An excellent example of testing for phototoxicity and the subtle effects it can induce can be found in a manuscript from Jeff Magee’s lab at Janelia Farm Research Campus published last year in Nature. Quoting from the manuscript, “Particular care was taken to limit photodamage during imaging and uncaging. This included the use of a passive 8× pulse splitter in the uncaging path in most experiments to reduce photodamage drastically [Ji, N. et al. Nat. Methods (2008)]. Basal fluorescence of both channels was continuously monitored as an immediate indicator of damage to cellular structures. Subtle signs of damage included decreases in or loss of phasic Ca2+ signals in spine heads in response to either uncaging or current injection, small but persistent depolarization following uncaging, and changes in the kinetics of voltage responses to uncaging or current injection. Experiments were terminated if neurons exhibited any of these phenomena.”
It is easy to see how these changes in Ca2+ responses could easily have been interpreted as real biological effects caused by the uncaged glutamate, rather than the uncaging light itself.

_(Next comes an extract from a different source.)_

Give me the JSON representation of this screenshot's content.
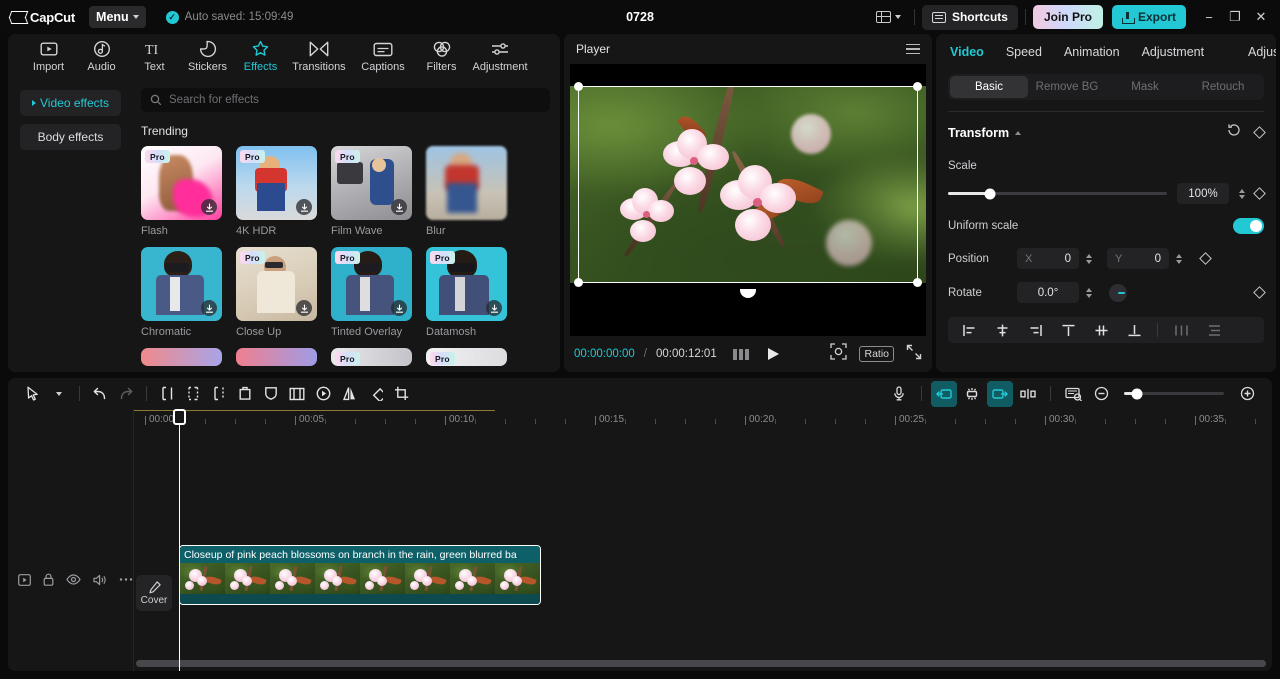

It is unrealistic to expect that any mandates or oversight would be able to prevent or detect such consequences of phototoxicity in research studies. It is essential that investigators themselves be vigilant and implement appropriate controls to detect these effects. Na Ji, also at Janelia Farm Research Campus says, “It is not enough to only look for instant and dramatic signs of phototoxicity. Sometimes the effects may be more subtle and even unperceivable during the imaging period, but may become obvious when the same sample is imaged the next day. Care has to be taken in data collection and interpretation, especially when the biological process under investigation itself is a subtle one.”
Finally, the application is just as important as the imaging method being used. For example, light-sheet microscopy is excellent at reducing irradiation levels in volumetric imaging. But some applications of super-resolution microscopy, even on living samples, might be less susceptible to artifacts caused by phototoxicity than are sensitive long-term imaging applications of living samples by light-sheet microscopy. Nobody’s microscope earns them a free pass on the dangers of photodamage arising from phototoxicity. Everyone needs to be vigilant.
Update: A reader helpfully pointed out that the danger of phototoxicity and photodamage also applies to optogenetics, where light (often in the blue region of the spectrum) is used to control protein activity.